Livre : Powerpoint rend-il stupide ?

Le journaliste Franck Frommer a publié aux éditions La découverte une enquête consacrée au logiciel de bureautique bien connu : Powerpoint – La pensée Powerpoint, enquête sur ce logiciel qui rend stupide.

Toute la thèse de l’ouvrage est résumée dans le titre qui d’emblée pose question : Powerpoint est d’abord un logiciel remarquable, c’est à dire un outil et je ne pense pas que quiconque ce serait intéressé à un texte titré : Le marteau, cet outil qui peut faire mal, par exemple.

Pour autant, l’enquête est très sérieuse et s’appuie sur quelques exemples particulièrement éclairant dont je retiendrai: les keynotes de Jobs ; le plaidoyer écologique de Al Gore ; l’intervention de Colin Powell aux Nations Unies ; la présentation du plan de sauvegarde de l’emploi chez France Telecom .

Les trois premiers exemples sont d’abord remarquables par la maitrise technique de l’outil qu’ils révèlent : le cas de Steve Jobs est évidemment emblématique, le gourou d’Apple étant bien connu depuis des années pour ces présentation ultra hightech, léchées et techniquement parfaites où la mise en scène de lui même et de ses produits créée à chaque fois l’évènement.
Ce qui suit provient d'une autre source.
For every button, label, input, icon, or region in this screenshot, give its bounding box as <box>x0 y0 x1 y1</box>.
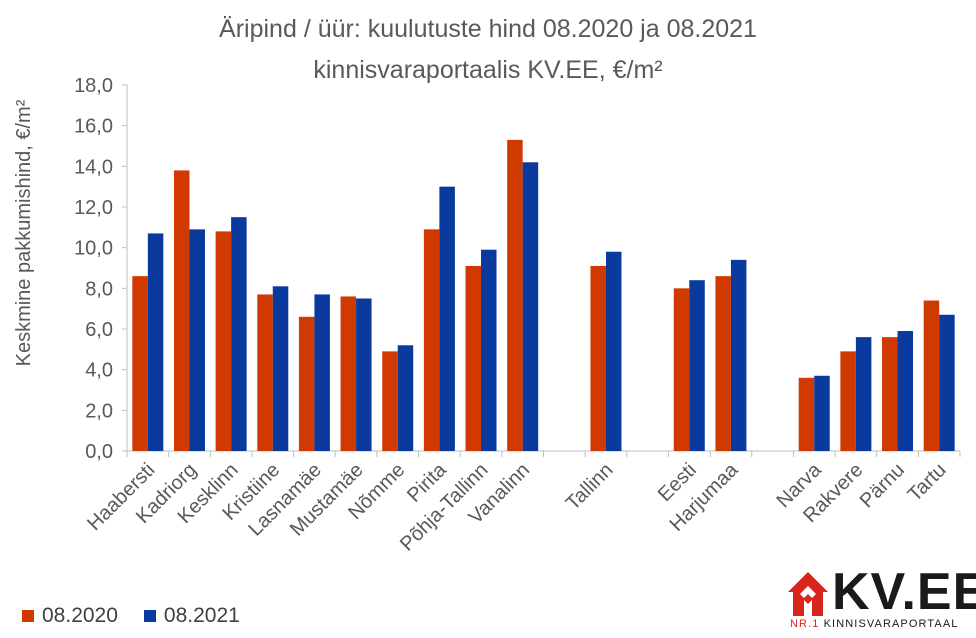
bar-08-2020-Rakvere <box>840 351 856 451</box>
y-tick-label: 0,0 <box>85 441 113 463</box>
bar-08-2021-Narva <box>814 375 830 451</box>
bar-08-2020-Nõmme <box>382 351 398 451</box>
bar-08-2021-Pirita <box>439 186 455 451</box>
bar-08-2020-Põhja-Tallinn <box>465 265 482 451</box>
chart-subtitle: kinnisvaraportaalis KV.EE, €/m² <box>313 56 663 84</box>
bar-08-2021-Harjumaa <box>730 259 747 451</box>
logo-wordmark: KV.EE <box>832 563 976 621</box>
bar-08-2021-Haabersti <box>147 233 164 451</box>
bar-08-2021-Rakvere <box>855 337 872 451</box>
legend: 08.2020 08.2021 <box>22 604 240 628</box>
bar-08-2021-Tartu <box>939 314 955 451</box>
y-tick-label: 12,0 <box>74 197 113 219</box>
x-tick-label: Tartu <box>904 459 951 506</box>
y-tick-label: 16,0 <box>74 116 113 138</box>
x-tick-label: Pärnu <box>856 459 909 512</box>
bar-08-2021-Tallinn <box>605 251 622 451</box>
bar-08-2021-Lasnamäe <box>314 294 330 451</box>
y-tick-label: 18,0 <box>74 75 113 97</box>
bar-08-2020-Kadriorg <box>173 170 190 451</box>
bar-08-2021-Põhja-Tallinn <box>481 249 497 451</box>
bar-08-2021-Kadriorg <box>189 229 205 451</box>
legend-item-2020: 08.2020 <box>22 604 118 628</box>
bar-08-2020-Lasnamäe <box>298 316 315 451</box>
legend-label-2020: 08.2020 <box>42 604 118 627</box>
bar-08-2020-Tartu <box>923 300 940 451</box>
y-tick-label: 10,0 <box>74 238 113 260</box>
logo-tagline-rest: KINNISVARAPORTAAL <box>823 618 959 630</box>
bar-08-2021-Vanalinn <box>522 162 539 451</box>
bar-08-2021-Eesti <box>689 280 705 451</box>
bar-08-2020-Pirita <box>423 229 440 451</box>
y-tick-label: 6,0 <box>85 319 113 341</box>
bar-08-2021-Pärnu <box>897 331 914 451</box>
bar-08-2021-Kristiine <box>272 286 289 451</box>
y-axis-title: Keskmine pakkumishind, €/m² <box>13 99 35 366</box>
bar-08-2020-Haabersti <box>132 276 148 451</box>
logo-tagline-prefix: NR.1 <box>790 618 820 630</box>
y-tick-label: 4,0 <box>85 360 113 382</box>
legend-label-2021: 08.2021 <box>163 604 240 627</box>
bar-08-2020-Narva <box>798 377 815 451</box>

Jobs utilise Keynote – le logiciel équivalent à Powerpoint coté Apple – dans toutes ces possibilités pour vendre et ça marche. Al Gore ou Colin Powell avaient autre chose « à vendre » que des produits informatiques, mais les ressorts employés sont absolument les mêmes : une forme parfaitement maitrisée d’images de sons et de slogans. La différence entre les deux tiendrait à la « projection morale » que l’auditeur se fait de l’objet de la présentation : plutôt positif dans le cas d’Al Gore et plutôt négatif dans le cas de Powell.

Mais l’exemple de France Telecom est, de mon point de vue le plus intéressant. D’abord parce que techniquement, on revient à une présentation accessible à l’utilisateur ordinaire du progiciel – les autres étant clairement les œuvres d’utilisateurs très expérimentés en matière de maitrise de la communication et de l’outil. Ensuite parce que le sujet est classique dans les entreprises – comment faire avaler la pilule d’un plan social et gérer les drames humains induits par les exigences de la rentabilité immédiate. L’analyse fine des documents présentés – qu’on aurait aimée plus approfondie encore – révèle les ressorts d’une pensée et d’une méthode uniques mises en œuvre aujourd’hui dans le monde des grandes entreprises : l’objectivation du propos (recours aux verbes à l’infinitif, absence de phrase, bullet points permettant d’éluder les liens quelques qu’ils soient entre les sujets présentés …), la schématisation (flèches, tableaux et graphiques tronqués), l’absence d’argumentaire. La page où est présenté le mécanisme de deuil après une annonce difficile, illustrée d’une courbe en forme de nœud coulant – au moment des vagues de suicides dans l’entreprise – et dont le contenu est d’une banalité, pour ne pas dire d’une bêtise abyssale, est emblématique de toute la présentation et au delà de bien des documents d’entreprise, absolument creux.

On entrevoit alors ce qu’aurait du être le vrai sujet de l’enquête : non pas une attaque d’un outil informatique, mais bien d’une forme de pensée aidée par l’outil, certes, qui simplifie et caricature et se révèle incapable d’aborder et d’expliquer la complexité. Une forme de pensée et une méthode qui visent à uniformiser les approches sans s’embarrasser ni de finesses ni de rapports qu’ils soient de causes à effets, analogiques ou symboliques … On aurait tort de croire que les consultants ou experts en Powerpoint n’en sont pas conscients : ils savent que cette forme et la « pensée » qu’elle supporte permettent de vendre du néant et de cacher l’incompréhension et le manque de maitrise des sujets traités, du rédacteur comme du lecteur – spectateur.

Alors oui, Powerpoint est inadapté à une pensée construite et argumentée et, au fond, c’est heureux, puisque manque le temps de penser à l’heure de la rentabilité immédiate triomphante.

A chacun de résister, lire Stéphane Hessel et s’indigner.